The ‘furlough’ scheme is a government policy allowing organisations to claim up to 80% of individual salary costs for staff unable to work due to the impact of coronavirus. However, scheme guidance makes clear that organisations such as GP practices that receive public funding for staff costs are not usually eligible to furlough staff.

Staff with particular needs

  1. Are there any adjustments or protections I should be putting in place for staff who may be particularly vulnerable to the virus (e.g. the over-70s) but who haven’t received a GP shielding letter?

In line with health and safety legislation, you should risk-assess work arrangements for these staff, using current public health guidance to assist you. (Remember that there may be some differences between public health guidance in England, Scotland, Wales and Northern Ireland.) As a result of this risk assessment, you may consider offering the staff member work from home or put in place other measures to decrease their risk of infection.

If a decision is taken for the staff member to stay at home and not work, SSP won’t apply. However, other options such as annual leave, unpaid leave or even discretionary paid leave could be used. Note: If the staff member wishes to be in work and the employer refuses to allow this (where no work is available from home) then advice from a HR or employment law professional should be taken before any salary is deducted.

  1. Are pregnant staff members entitled to any special protection or treatment during the pandemic?
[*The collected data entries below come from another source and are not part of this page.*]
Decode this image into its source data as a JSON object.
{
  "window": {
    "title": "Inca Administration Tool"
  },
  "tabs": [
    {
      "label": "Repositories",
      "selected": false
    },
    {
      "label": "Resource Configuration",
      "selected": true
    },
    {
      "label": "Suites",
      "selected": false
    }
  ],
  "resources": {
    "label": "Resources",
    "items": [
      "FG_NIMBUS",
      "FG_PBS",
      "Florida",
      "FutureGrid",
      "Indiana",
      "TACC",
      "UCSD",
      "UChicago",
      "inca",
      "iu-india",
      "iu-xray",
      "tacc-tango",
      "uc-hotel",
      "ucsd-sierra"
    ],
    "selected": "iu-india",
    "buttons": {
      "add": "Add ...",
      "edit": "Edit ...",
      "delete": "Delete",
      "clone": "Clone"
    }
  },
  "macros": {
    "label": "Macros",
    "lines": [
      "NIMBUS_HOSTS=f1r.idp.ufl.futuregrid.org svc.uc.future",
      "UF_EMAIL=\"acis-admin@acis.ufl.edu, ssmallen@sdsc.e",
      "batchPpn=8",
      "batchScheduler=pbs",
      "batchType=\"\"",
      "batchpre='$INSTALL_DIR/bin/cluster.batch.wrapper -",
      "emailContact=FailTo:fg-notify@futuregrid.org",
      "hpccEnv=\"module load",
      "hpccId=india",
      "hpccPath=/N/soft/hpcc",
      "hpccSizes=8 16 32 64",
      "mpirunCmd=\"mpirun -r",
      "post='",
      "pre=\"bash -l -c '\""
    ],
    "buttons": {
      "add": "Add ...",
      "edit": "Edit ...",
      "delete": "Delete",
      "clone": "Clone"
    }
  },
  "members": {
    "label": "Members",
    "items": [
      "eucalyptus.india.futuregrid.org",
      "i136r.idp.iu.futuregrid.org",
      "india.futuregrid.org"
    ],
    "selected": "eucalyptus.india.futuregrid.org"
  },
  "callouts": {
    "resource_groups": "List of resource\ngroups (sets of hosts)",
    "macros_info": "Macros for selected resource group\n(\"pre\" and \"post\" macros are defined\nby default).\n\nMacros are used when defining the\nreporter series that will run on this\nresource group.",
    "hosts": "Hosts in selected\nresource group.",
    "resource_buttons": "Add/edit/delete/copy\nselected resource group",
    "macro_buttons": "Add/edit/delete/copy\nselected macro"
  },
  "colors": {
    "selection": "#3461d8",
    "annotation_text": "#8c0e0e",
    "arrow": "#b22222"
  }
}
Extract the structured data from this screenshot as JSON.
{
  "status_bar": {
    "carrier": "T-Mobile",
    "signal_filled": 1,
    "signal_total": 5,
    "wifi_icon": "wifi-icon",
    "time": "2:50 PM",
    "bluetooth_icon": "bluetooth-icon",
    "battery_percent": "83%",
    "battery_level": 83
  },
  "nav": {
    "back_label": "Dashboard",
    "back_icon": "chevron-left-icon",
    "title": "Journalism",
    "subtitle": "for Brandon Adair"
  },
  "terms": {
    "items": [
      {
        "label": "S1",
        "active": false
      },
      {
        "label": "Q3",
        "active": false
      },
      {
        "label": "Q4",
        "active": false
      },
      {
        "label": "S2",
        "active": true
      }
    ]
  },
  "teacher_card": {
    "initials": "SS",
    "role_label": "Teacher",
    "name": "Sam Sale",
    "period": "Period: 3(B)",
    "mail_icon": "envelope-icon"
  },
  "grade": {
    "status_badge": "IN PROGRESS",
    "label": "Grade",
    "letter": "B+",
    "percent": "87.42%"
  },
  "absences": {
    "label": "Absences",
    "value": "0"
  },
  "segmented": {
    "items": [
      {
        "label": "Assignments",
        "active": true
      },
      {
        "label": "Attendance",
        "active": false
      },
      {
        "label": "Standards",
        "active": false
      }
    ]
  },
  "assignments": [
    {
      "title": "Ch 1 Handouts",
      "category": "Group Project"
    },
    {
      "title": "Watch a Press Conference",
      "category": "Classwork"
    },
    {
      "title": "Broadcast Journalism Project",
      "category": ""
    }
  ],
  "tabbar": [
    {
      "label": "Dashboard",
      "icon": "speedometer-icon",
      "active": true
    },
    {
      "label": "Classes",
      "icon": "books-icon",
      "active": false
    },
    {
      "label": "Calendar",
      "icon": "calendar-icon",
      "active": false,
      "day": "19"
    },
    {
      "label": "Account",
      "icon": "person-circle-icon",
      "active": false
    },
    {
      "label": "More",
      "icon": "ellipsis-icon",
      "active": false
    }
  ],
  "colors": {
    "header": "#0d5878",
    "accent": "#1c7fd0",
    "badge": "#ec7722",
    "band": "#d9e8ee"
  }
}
Health and safety risk assessment in relation to coronavirus is essential for pregnant staff. You should use government public health guidance to assist you in this process. (Remember that there may be some differences between public health guidance in England, Scotland, Wales and Northern Ireland.) You may also want to consider guidance from other expert bodies such as the Royal College of Obstetricians and Gynaecologists. As a result of this risk assessment, you may consider offering the staff member work from home or put in place other measures to decrease their risk of infection.

If, following a risk assessment, you feel you’re unable to provide a safe working environment for a pregnant member of staff, they’ll be entitled to medical suspension at full pay.

  1. Due to changes in work arrangements, I can no longer offer a disabled staff member the adjustments (in equipment, tasks, routines, etc.) they usually receive. What should I do?

This is a tricky issue that carries legal risk for the employer. You should seek immediate advice from a HR or employment law professional, but also discuss matters with the staff member and try to involve them in finding solutions to the problem.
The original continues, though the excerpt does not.